TAIPEI, Taiwan -- Advanced Semiconductor Engineering (ASE, 日月光) announced yesterday that it plans to continue paying its employees even after one of its factories was ordered to be shut down due to pollution issues.

Kaohsiung City's Environmental Protection Bureau ordered ASE's K7 facility to be shut down days after unregistered pipes releasing wastewater into the Houchin River from said facility were discovered. With the announcement came an order that the company was not to fire any of its employees or deny them salary during the operation halt.

ASE's finance head Tung Hung-xi stated that the company had not received the Environment Protection Bureau's official document about its shutdown decision. “There are approximately 5,000 people employed at the K7 facility, and most of them are technicians and are valuable to the company.
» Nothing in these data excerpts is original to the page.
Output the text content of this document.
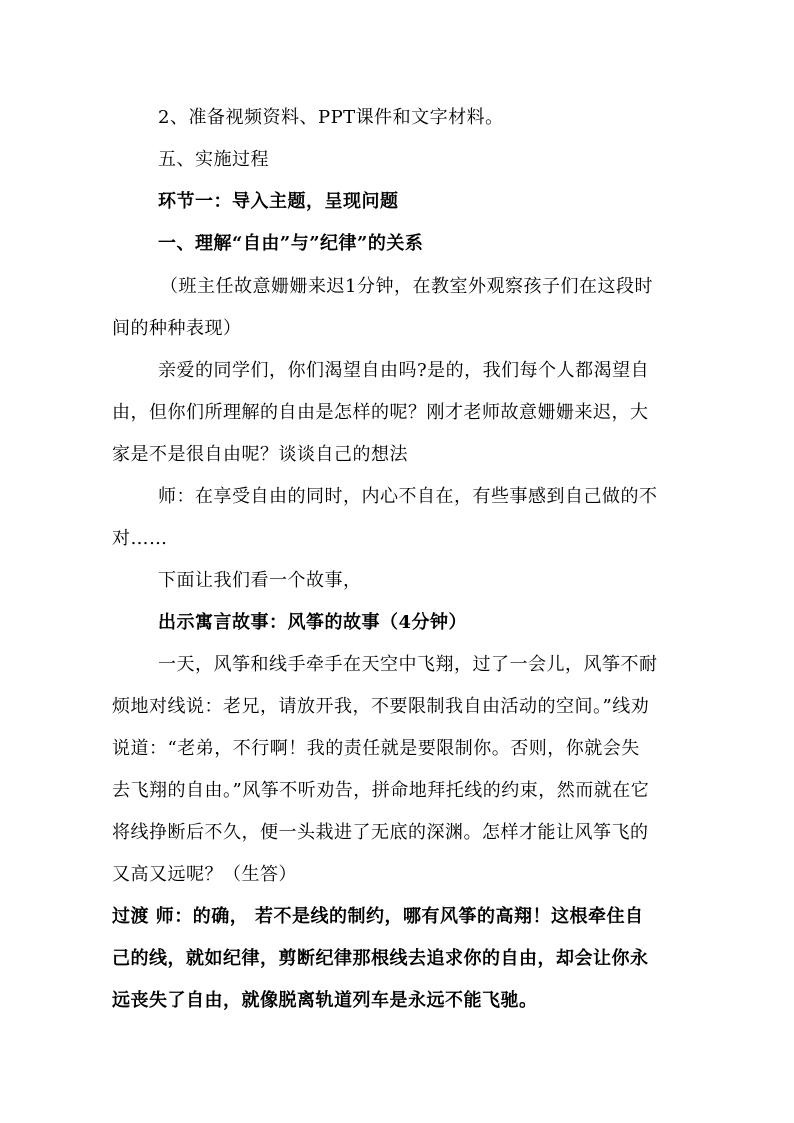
2、准备视频资料、PPT课件和文字材料。
五、实施过程
环节一：导入主题，呈现问题
一、理解“自由”与”纪律”的关系
（班主任故意姗姗来迟1分钟，在教室外观察孩子们在这段时
间的种种表现）
亲爱的同学们，你们渴望自由吗?是的，我们每个人都渴望自
由，但你们所理解的自由是怎样的呢？刚才老师故意姗姗来迟，大
家是不是很自由呢？谈谈自己的想法
师：在享受自由的同时，内心不自在，有些事感到自己做的不
对……
下面让我们看一个故事，
出示寓言故事：风筝的故事（4分钟）
一天，风筝和线手牵手在天空中飞翔，过了一会儿，风筝不耐
烦地对线说：老兄，请放开我，不要限制我自由活动的空间。”线劝
说道：“老弟，不行啊！我的责任就是要限制你。否则，你就会失
去飞翔的自由。”风筝不听劝告，拼命地拜托线的约束，然而就在它
将线挣断后不久，便一头栽进了无底的深渊。怎样才能让风筝飞的
又高又远呢？（生答）
过渡 师：的确， 若不是线的制约，哪有风筝的高翔！这根牵住自
己的线，就如纪律，剪断纪律那根线去追求你的自由，却会让你永
远丧失了自由，就像脱离轨道列车是永远不能飞驰。
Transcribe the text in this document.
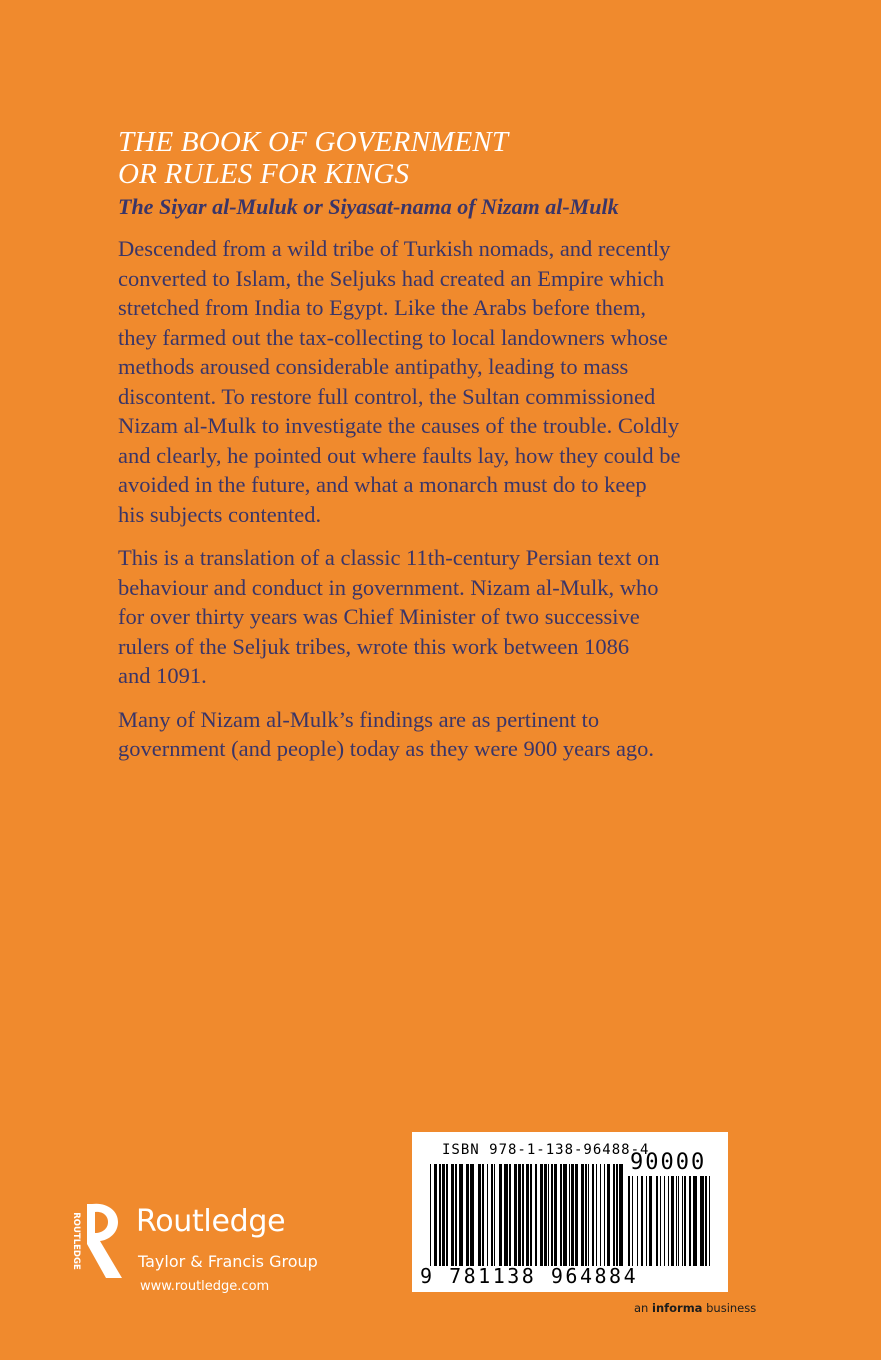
THE BOOK OF GOVERNMENT
OR RULES FOR KINGS
The Siyar al-Muluk or Siyasat-nama of Nizam al-Mulk

Descended from a wild tribe of Turkish nomads, and recently
converted to Islam, the Seljuks had created an Empire which
stretched from India to Egypt. Like the Arabs before them,
they farmed out the tax-collecting to local landowners whose
methods aroused considerable antipathy, leading to mass
discontent. To restore full control, the Sultan commissioned
Nizam al-Mulk to investigate the causes of the trouble. Coldly
and clearly, he pointed out where faults lay, how they could be
avoided in the future, and what a monarch must do to keep
his subjects contented.

This is a translation of a classic 11th-century Persian text on
behaviour and conduct in government. Nizam al-Mulk, who
for over thirty years was Chief Minister of two successive
rulers of the Seljuk tribes, wrote this work between 1086
and 1091.

Many of Nizam al-Mulk’s findings are as pertinent to
government (and people) today as they were 900 years ago.

ISBN 978-1-138-96488-4
90000
9 781138 964884
ROUTLEDGE Routledge
Taylor & Francis Group
www.routledge.com
an informa business
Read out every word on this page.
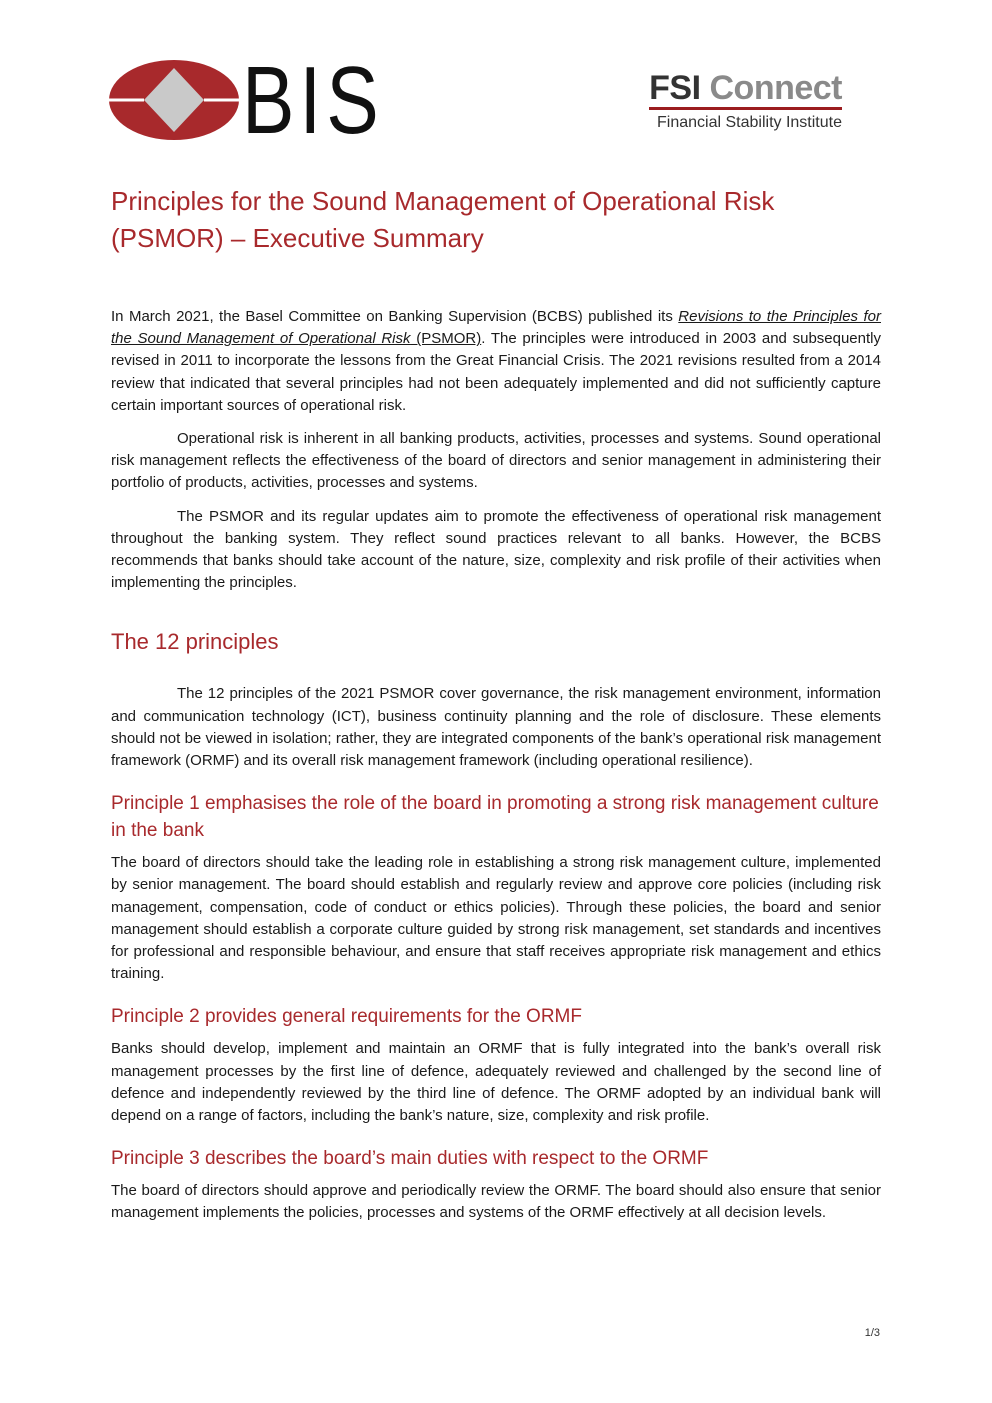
BIS	FSI Connect
Financial Stability Institute
Principles for the Sound Management of Operational Risk (PSMOR) – Executive Summary

In March 2021, the Basel Committee on Banking Supervision (BCBS) published its Revisions to the Principles for the Sound Management of Operational Risk (PSMOR). The principles were introduced in 2003 and subsequently revised in 2011 to incorporate the lessons from the Great Financial Crisis. The 2021 revisions resulted from a 2014 review that indicated that several principles had not been adequately implemented and did not sufficiently capture certain important sources of operational risk.

Operational risk is inherent in all banking products, activities, processes and systems. Sound operational risk management reflects the effectiveness of the board of directors and senior management in administering their portfolio of products, activities, processes and systems.

The PSMOR and its regular updates aim to promote the effectiveness of operational risk management throughout the banking system. They reflect sound practices relevant to all banks. However, the BCBS recommends that banks should take account of the nature, size, complexity and risk profile of their activities when implementing the principles.

The 12 principles

The 12 principles of the 2021 PSMOR cover governance, the risk management environment, information and communication technology (ICT), business continuity planning and the role of disclosure. These elements should not be viewed in isolation; rather, they are integrated components of the bank’s operational risk management framework (ORMF) and its overall risk management framework (including operational resilience).

Principle 1 emphasises the role of the board in promoting a strong risk management culture in the bank

The board of directors should take the leading role in establishing a strong risk management culture, implemented by senior management. The board should establish and regularly review and approve core policies (including risk management, compensation, code of conduct or ethics policies). Through these policies, the board and senior management should establish a corporate culture guided by strong risk management, set standards and incentives for professional and responsible behaviour, and ensure that staff receives appropriate risk management and ethics training.

Principle 2 provides general requirements for the ORMF

Banks should develop, implement and maintain an ORMF that is fully integrated into the bank’s overall risk management processes by the first line of defence, adequately reviewed and challenged by the second line of defence and independently reviewed by the third line of defence. The ORMF adopted by an individual bank will depend on a range of factors, including the bank’s nature, size, complexity and risk profile.

Principle 3 describes the board’s main duties with respect to the ORMF

The board of directors should approve and periodically review the ORMF. The board should also ensure that senior management implements the policies, processes and systems of the ORMF effectively at all decision levels.

1/3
ASE will face operational difficulties and will do its best to shorten the span of time for the shutdown. We will also pay our employees and ensure that their rights are not exploited,” said Tung.

Affected but Still Under Control: ASE

ASE replied to the government's order, saying that the stoppage would cost the company US$18 million in profits each month, and would undoubtedly have an impact on the company, but the scope was still under control. Roughly 40 percent of employees at the K7 facility will be affected more than the others from the operation halt, said Tung.

Tung added that the company has already begun communicating actively with its customers, and will endeavor to maintain its partnership and trust established with other companies.

The K7 facility was mainly in charge of producing wafer bumping and flip chips, and profits around US$58 million each month, with US$18 million raked in from manufacturing wafers, the production line of which was stopped by the government announcement due to the pollution it had caused in Houchin River. K7 is responsible for 9 percent of the company's earnings.

Fear for Domino Effect: MOEA Deputy Minister

The facility's shutdown may pose have negative effects on the semiconductor engineering industry. Should the shutdown go longer than three months, a domino effect may be fueled by ASE and eventually dislodge Taiwan's advantage on semiconductors, said Woody Duh (杜紫軍), deputy minister at the Ministry of Economic Affairs.

The MOEA respects the decision and punishment handed down by the environmental department, but despite how the punishment is inevitable for ASE, it may cause a less-than-positive impact. “I feel sorry about the impact this may induce,” said Duh, adding that the MOEA will not interfere with ASE's possible attempt to file for administrative remedies like an injunction.